De scenario’s waarin de zorgverzekeraar aan het kortste eind trekt, zetten aan tot nadenken. Uit gesprekken met 11 zorgverzekeraars is duidelijk geworden dat deze situaties een belemmering kunnen zijn voor de inzet op passende zorg. Hoewel de zorgverzekeraar zichzelf in verschillende scenario’s in de voet schiet door de focus op passende zorg te leggen, wordt toch niet altijd van deze lijn afgeweken. Echter, ook een zorgverzekeraar moet het hoofd financieel boven water kunnen houden en daarom zoekt het ZIN naar oplossingen om passende zorg meer te stimuleren binnen de risicoverevening.

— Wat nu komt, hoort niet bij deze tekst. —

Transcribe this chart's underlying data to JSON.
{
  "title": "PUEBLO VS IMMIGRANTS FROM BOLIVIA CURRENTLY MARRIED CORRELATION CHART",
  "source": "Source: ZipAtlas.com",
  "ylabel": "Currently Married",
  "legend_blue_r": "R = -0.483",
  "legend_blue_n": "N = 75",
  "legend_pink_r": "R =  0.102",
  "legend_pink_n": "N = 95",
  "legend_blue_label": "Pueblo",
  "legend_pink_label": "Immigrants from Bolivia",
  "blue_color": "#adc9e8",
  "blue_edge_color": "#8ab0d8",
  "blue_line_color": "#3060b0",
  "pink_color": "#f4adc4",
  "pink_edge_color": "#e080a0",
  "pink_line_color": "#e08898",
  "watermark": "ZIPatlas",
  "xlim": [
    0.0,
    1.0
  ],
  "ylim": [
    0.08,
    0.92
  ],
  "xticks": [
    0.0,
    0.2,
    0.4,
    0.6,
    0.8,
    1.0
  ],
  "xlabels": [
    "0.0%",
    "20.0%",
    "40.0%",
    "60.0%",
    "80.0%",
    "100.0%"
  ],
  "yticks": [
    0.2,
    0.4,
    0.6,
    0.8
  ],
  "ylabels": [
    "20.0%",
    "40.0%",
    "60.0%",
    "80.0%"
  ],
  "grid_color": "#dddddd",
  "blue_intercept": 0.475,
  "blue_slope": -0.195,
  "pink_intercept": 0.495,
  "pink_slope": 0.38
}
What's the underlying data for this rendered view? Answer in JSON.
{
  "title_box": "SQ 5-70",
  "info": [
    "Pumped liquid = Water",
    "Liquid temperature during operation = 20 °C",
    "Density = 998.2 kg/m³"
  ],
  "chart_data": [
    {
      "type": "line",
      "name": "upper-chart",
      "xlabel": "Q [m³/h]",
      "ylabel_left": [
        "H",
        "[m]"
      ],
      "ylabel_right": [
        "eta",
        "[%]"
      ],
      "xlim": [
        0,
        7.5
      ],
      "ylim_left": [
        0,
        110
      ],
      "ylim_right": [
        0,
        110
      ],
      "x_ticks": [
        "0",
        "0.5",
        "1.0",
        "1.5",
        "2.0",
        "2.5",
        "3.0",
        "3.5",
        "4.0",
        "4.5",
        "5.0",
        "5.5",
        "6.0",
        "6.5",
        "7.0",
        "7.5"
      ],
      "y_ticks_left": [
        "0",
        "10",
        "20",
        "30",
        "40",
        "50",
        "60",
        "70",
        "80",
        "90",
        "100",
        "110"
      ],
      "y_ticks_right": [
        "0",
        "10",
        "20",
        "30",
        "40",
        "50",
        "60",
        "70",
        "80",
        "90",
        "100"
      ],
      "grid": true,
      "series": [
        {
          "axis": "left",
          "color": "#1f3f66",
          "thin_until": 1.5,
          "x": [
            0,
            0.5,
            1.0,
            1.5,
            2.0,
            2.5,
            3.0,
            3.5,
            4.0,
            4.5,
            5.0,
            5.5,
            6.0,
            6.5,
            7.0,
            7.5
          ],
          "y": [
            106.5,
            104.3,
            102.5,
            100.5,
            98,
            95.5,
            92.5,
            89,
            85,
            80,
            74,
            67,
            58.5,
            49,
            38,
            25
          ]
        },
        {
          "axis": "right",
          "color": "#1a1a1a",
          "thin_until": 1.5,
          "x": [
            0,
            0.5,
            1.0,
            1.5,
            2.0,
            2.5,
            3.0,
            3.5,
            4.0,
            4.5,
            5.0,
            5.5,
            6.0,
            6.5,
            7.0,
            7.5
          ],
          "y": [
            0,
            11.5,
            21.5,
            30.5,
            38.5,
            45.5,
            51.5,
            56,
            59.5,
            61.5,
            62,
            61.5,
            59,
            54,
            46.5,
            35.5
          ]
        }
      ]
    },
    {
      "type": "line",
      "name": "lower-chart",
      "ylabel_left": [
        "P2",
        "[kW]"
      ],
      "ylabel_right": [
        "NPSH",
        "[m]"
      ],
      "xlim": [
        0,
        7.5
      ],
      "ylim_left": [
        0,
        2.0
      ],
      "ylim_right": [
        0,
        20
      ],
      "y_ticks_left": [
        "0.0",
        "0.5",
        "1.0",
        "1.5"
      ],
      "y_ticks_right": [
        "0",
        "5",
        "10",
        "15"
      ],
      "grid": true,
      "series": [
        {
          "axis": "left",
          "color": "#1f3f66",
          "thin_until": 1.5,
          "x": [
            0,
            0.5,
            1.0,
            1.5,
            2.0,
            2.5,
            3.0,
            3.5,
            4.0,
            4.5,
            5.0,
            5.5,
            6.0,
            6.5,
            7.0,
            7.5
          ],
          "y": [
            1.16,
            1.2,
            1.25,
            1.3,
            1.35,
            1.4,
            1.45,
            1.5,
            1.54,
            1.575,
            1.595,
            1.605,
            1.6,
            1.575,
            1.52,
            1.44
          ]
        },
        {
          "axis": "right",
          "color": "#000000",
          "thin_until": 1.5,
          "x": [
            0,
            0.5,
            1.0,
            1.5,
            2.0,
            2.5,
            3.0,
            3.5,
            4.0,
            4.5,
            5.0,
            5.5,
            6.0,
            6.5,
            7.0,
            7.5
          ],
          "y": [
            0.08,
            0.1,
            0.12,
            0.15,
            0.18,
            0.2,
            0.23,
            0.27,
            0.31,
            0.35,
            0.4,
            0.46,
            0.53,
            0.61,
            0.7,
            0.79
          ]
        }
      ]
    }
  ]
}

Oplossing zit in de vereveningssystematiek

Om het risico van de besproken belemmerende prikkel te beperken en de inzet van passende zorg te versnellen zijn aanpassingen in de risicoverevening nodig. Het ZIN zoekt mogelijke oplossingen in drie richtingen:

  1. Doorontwikkeling van het huidige (ex ante) vereveningsproces: De vereveningsbijdrage wordt zowel voorafgaand aan het nieuwe kalenderjaar (ex ante) als na afloop van het kalenderjaar (ex post) betaald. Deze oplossingsrichting zou concreet inhouden dat:
    • eerstelijnszorg aan de vereveningskenmerken wordt toegevoegd,
    • het toelatingsproces van nieuwe behandelvormen tot de verevening wordt versneld,
    • passende zorg tijdens het onderzoeks-, toetsings- en onderhoudsproces al (meer) in het risicovereveningsmodel wordt ingebed.
  2. Methodologische aanpassing vereveningssystematiek: De hoogte van de vereveningsbijdrage is gekoppeld aan zorggebruik in het voorgaande jaar. Het ZIN stelt voor om chronische indicaties voor verzekerden langer ‘vast te houden’ en niet bij een periode van minder zorggebruik te veranderen waarmee de vereveningsbijdrage in een volgende periode weer lager wordt. Hiermee wordt de bijdrage minder volatiel.
  3. Compensatie op maat: Binnen of buiten de risicoverevening komt erop neer dat op het moment dat zich een praktijkcasus voordoet waarbij de zorgverzekeraar zich financieel belemmert ziet in een stap naar meer passende zorg, hiervoor meer financiële zekerheid geboden kan worden.
Is het probleem wel groot genoeg?

Het vergt nog meer onderzoek om te kunnen overgaan tot concrete stappen. In dit onderzoek zijn slechts vier scenario’s onderzocht en uit de interviews met zorgverzekeraars zijn slechts twee concrete cases naar voren gekomen. Een methodologische wijziging van de risicoverevening zal stevigere onderbouwing nodig hebben. Totdat gewogen is welke oplossingsrichting de meeste wenselijk is, kunnen uitzonderingen waarbij specifieke factoren leiden tot een negatief financieel resultaat worden aangepakt door middel van compensatie op maat, ofwel ex-post, ofwel buiten de risicoverevening. Het blijft echter de vraag of de inzet op passende zorg momenteel wel dusdanig wordt belemmert om aan de huidige systematiek te moeten sleutelen.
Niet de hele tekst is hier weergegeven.